The slowdown announced Friday — on top of another slowdown in the first quarter — is further proof that the president’s class-warfare economic rhetoric and policies are pushing the country perilously close to a double-dip recession.

The numbers are pretty stark: Growth of 2 percent for the first quarter was already scary, down from around 4 percent at the end of last year. A few years out of a stiff recession like the one we had, the economy’s normally roaring, not sagging back down.

So the drop to a 1.5 percent growth rate for the second quarter is really quite staggering. At this rate, we could be in double-dip territory even by Election Day, as consumers continue to slash their spending and businesses their investments.

Yet the president either doesn’t know or doesn’t care that the country is headed right back into recession territory. He’s too busy bashing Mitt Romney’s record at Bain Capital to address what increasingly looks to be unfolding economic calamity.

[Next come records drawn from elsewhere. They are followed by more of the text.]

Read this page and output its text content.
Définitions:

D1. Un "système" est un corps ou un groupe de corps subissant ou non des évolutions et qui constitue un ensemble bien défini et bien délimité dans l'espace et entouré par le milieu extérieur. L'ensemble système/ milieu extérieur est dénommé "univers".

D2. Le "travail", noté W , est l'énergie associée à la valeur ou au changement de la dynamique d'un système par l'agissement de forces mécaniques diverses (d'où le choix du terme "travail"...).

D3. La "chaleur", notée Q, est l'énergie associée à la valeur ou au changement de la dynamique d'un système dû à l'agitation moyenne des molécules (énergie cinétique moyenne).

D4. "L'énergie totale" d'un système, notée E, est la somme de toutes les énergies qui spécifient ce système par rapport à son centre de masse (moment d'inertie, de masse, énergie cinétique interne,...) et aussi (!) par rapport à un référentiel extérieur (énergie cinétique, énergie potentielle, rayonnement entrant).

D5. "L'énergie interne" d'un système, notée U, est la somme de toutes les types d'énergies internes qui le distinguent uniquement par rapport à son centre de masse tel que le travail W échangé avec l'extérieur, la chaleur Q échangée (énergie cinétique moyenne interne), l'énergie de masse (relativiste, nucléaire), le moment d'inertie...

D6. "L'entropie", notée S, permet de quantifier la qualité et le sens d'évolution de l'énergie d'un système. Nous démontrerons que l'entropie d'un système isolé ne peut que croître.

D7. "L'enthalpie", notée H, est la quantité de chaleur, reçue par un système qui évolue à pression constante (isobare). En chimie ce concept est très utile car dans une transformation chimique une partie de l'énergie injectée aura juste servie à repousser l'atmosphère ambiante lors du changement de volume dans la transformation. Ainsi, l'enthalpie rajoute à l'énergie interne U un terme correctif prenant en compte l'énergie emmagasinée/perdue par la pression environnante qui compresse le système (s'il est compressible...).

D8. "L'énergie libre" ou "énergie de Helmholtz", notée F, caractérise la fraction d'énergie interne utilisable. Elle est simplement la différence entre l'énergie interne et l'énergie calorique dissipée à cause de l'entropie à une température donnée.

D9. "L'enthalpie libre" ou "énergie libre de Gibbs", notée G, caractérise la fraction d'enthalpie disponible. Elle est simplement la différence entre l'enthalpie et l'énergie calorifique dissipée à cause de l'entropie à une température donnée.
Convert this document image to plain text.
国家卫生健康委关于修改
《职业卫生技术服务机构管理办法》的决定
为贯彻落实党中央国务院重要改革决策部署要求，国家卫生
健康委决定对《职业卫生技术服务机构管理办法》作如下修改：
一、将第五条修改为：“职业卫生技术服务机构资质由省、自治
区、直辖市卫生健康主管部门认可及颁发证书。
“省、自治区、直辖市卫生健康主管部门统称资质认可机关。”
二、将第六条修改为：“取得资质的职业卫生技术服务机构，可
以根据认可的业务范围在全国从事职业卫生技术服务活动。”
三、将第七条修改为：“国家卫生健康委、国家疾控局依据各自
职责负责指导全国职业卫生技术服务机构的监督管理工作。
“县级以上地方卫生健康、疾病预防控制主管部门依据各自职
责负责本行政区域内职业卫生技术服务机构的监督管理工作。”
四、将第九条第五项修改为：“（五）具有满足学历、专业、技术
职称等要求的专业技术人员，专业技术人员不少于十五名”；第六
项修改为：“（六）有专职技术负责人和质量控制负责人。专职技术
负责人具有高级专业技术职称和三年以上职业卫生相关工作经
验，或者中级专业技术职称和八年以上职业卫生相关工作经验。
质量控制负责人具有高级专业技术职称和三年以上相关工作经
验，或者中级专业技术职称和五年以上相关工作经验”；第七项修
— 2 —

Of course, Obama promised us hope, change and a robust recovery if we just followed his economic wisdom of massive stimulus spending and “green energy” investments.

And yes, the president will blame Republicans, who won the House in 2010, for thwarting his more recent efforts to spur the economy. Which they have — but who could blame them? It’s more of the same stuff that gave us Friday’s dismal growth number.

And dismal is the only way to describe what the numbers are telling us. Even Obama’s most ardent supporters on Wall Street are finding it tough to rationalize his obvious failure on the economy. And they know that the Federal Reserve’s policy of printing money hasn’t worked well enough, either — so more of it from Fed chief Ben Bernanke won’t reverse the trend.

Toss in stuff the president and the Fed can’t control, like the Euro crisis, and the outlook’s increasingly bleak.

And make no mistake: A double-dip recession would be pretty bad stuff.

The current unemployment rate of 8.2 percent is nothing to brag about, even if the president tries to make it seem like Nirvana. And that figure ignores the burgeoning numbers of people who’ve permanently dropped out of the workforce. Count those “long-termers,” and unemployment’s at a whopping 15 percent.

With a double-dip, you can expect those numbers to skyrocket — and with them, all the social ills seen when people have lost hope of finding work.

How’s that for hope and change?

And it won’t end there. Banks are said to be in better shape than they were four years ago, but sophisticated investors aren’t so sure. That’s why many big-bank stocks are trading just at or below “book value” — that is, what the banks disclose as the net value of their assets.

In other words, investors think banks are overestimating their strength to withstand an economic jolt — a double dip, a European meltdown, whatever. So while no one is (yet) predicting another financial crisis, the less-bad scenario isn’t so good: A rise in unemployment and in consumers’ loan defaults would certainly reduce bank profits, meaning even less lending to fuel growth.

Recognizing this vicious cycle isn’t exactly rocket science — though it seems to be lost on the president and his economic team, such as it is. Tim Geithner, the Treasury secretary for the past four years, seems oblivious — or at least powerless to get Obama to back policies that might get businesses to hire again.

Maybe that’s because the real administration power on these issues is senior adviser Valerie Jarrett, who shares the president’s most absurd economic theories, like the virtues of raising taxes on job-creating small businesses even in a time of economic distress.

Then again, why would Obama and his “brain trust” enact policies that, in succeeding, would refute their failed vision? They’ve have more pressing matters at hand. Winning the election comes before dealing with an economy that’s headed for the cliff.

Charles Gasparino is a Fox Business Network senior correspondent.